My teacher gave me an idea that there should be an interesting combinatorial proof that the sums $$S_n := \sum_{i=1}^{n} \frac{2^i}{i}$$ are eventually divided by any power of $2$, that is $\lim_{n \to \infty} \operatorname{ord}_2 (S_n)=\infty$.
There is a short proof using 2-adic limit of $S_n$'s. The additional terms $2^i/i$ tend to zero 2-adically, so the 2-adic limit exists.

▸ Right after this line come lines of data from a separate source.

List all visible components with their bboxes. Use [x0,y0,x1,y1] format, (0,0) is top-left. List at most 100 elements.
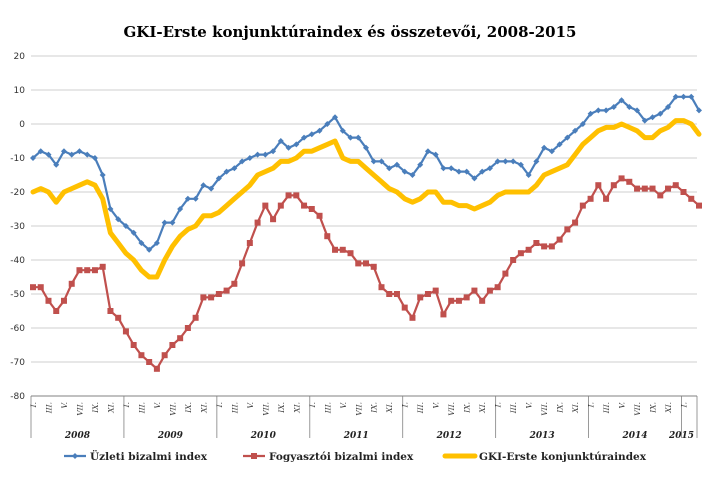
data-point [494,284,501,291]
x-tick-label: IX. [463,402,472,414]
data-point [440,311,447,318]
data-point [99,172,106,178]
series-line [31,177,701,370]
data-point [153,365,160,372]
data-point [107,206,114,212]
x-tick-label: XI. [385,402,394,414]
data-point [448,165,455,172]
y-tick-label: -80 [10,392,25,402]
series-2 [30,175,702,372]
data-point [177,206,184,212]
year-label: 2011 [343,431,369,441]
x-tick-label: III. [44,402,53,414]
x-tick-label: I. [29,402,38,408]
data-point [401,168,408,175]
y-tick-label: -60 [10,324,25,334]
data-point [610,182,617,189]
y-tick-label: 0 [19,120,25,130]
legend: Üzleti bizalmi index Fogyasztói bizalmi i… [64,449,647,463]
data-point [363,260,369,267]
x-tick-label: I. [401,402,410,408]
data-point [293,192,300,199]
x-tick-label: I. [215,402,224,408]
data-point [146,359,153,365]
data-point [254,219,261,226]
data-point [347,250,354,257]
data-point [122,328,129,335]
data-point [339,127,346,134]
data-point [502,270,509,277]
data-point [223,168,230,175]
data-point [393,291,400,297]
data-point [432,287,439,294]
x-tick-label: VII. [354,402,363,416]
series-line [30,118,702,280]
data-point [649,114,656,121]
data-point [184,195,191,202]
x-tick-label: IX. [184,402,193,414]
data-point [455,297,462,304]
data-point [657,192,664,199]
data-point [37,284,44,291]
data-point [324,233,331,240]
data-point [517,250,524,257]
x-tick-label: XI. [664,402,673,414]
x-tick-label: III. [137,402,146,414]
data-point [548,148,555,155]
data-point [169,219,176,226]
x-tick-label: I. [494,402,503,408]
x-tick-label: V. [525,402,534,409]
y-tick-label: -30 [10,222,25,232]
data-point [122,223,129,229]
data-point [393,161,400,168]
data-point [672,182,679,189]
data-point [363,144,369,151]
y-tick-label: -70 [10,358,25,368]
data-point [76,267,83,274]
data-point [254,151,261,158]
data-point [587,110,594,117]
data-point [486,165,493,172]
data-point [370,158,377,165]
data-point [479,297,486,304]
data-point [277,202,284,209]
data-point [641,185,648,192]
data-point [688,93,695,100]
y-axis: -80 -70 -60 -50 -40 -30 -20 -10 0 10 20 [10,52,25,402]
series-1 [30,93,702,253]
data-point [572,127,579,134]
x-axis: I. III. V. VII. IX. XI. 2008 I. III. V. VII. IX. XI.… [29,395,698,441]
data-point [45,297,52,304]
data-point [239,158,246,165]
data-point [215,175,222,182]
data-point [502,158,509,165]
data-point [200,182,207,189]
chart-title: GKI-Erste konjunktúraindex és összetevői… [124,23,577,41]
x-tick-label: VII. [168,402,177,416]
data-point [138,352,145,359]
data-point [548,243,555,250]
data-point [153,240,160,246]
data-point [680,189,687,195]
data-point [696,202,702,209]
data-point [355,134,362,141]
legend-item: GKI-Erste konjunktúraindex [442,451,647,463]
x-tick-label: XI. [571,402,580,414]
data-point [479,168,486,175]
x-tick-label: III. [509,402,518,414]
data-point [161,352,168,359]
data-point [339,246,346,253]
data-point [634,185,641,192]
year-label: 2012 [436,431,462,441]
data-point [239,260,246,267]
y-tick-label: -50 [10,290,25,300]
data-point [471,287,478,294]
x-tick-label: V. [339,402,348,409]
data-point [417,294,424,301]
data-point [146,246,153,253]
data-point [332,114,339,121]
data-point [301,134,308,141]
x-tick-label: VII. [540,402,549,416]
data-point [76,148,83,155]
data-point [53,308,60,314]
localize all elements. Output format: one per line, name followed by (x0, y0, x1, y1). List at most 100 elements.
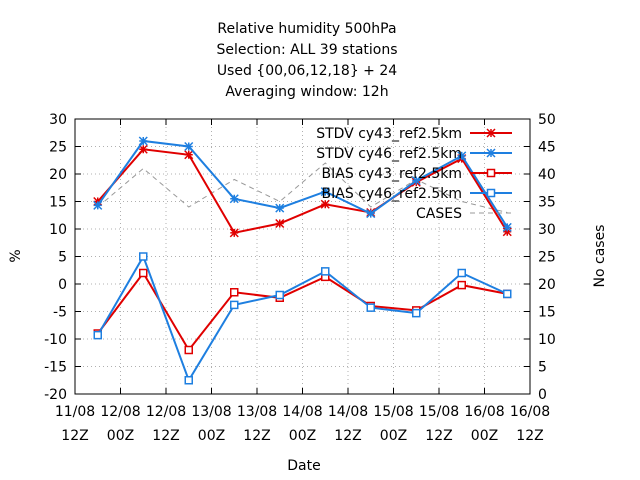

But $$\sum_{i\geqslant 1} \frac{2^i}{i}=\log(1-2)=\log(-1)=\frac{\log((-1)^2)}{2}=0,$$ thus the sums tend to zero 2-adically.
$$S_n = \sum_{j=1}^{n}\frac{1}{j}\sum_{k=0}^{j}\binom{j}{k}=H_n+\sum_{1\leq k\leq j\leq n}\frac{1}{k}\binom{j-1}{k-1}=H_n+\sum_{k=1}^{n}\binom{n}{k}\frac{1}{k}$$ leads to: $$ S_n = \sum_{k=1}^{n}\binom{n}{k}\frac{1-(-1)^k}{k}=2\sum_{\substack{k\leq n \\ k\text{ odd}}}\binom{n}{k}\frac{1}{k} $$ that is pretty simple to study $2$-adically!
That is related with the nice identity $$ \sum_{k=0}^{n}\frac{(-1)^k}{2k+1}\binom{n}{k}=\int_{0}^{1}(1-x^2)^n\,dx = \frac{(2n)!!}{(2n+1)!!}=\frac{4^n n!^2}{(2n+1)!}$$ from which $$ \nu_2\left(\sum_{k=0}^{n}\frac{(-1)^k}{2k+1}\binom{n}{k}\right)=2n+\sum_{h\geq 1}\left(2\left\lfloor\frac{n}{2^h}\right\rfloor-\left\lfloor\frac{2n+1}{2^h}\right\rfloor\right)\geq 2n-\log_2(n).$$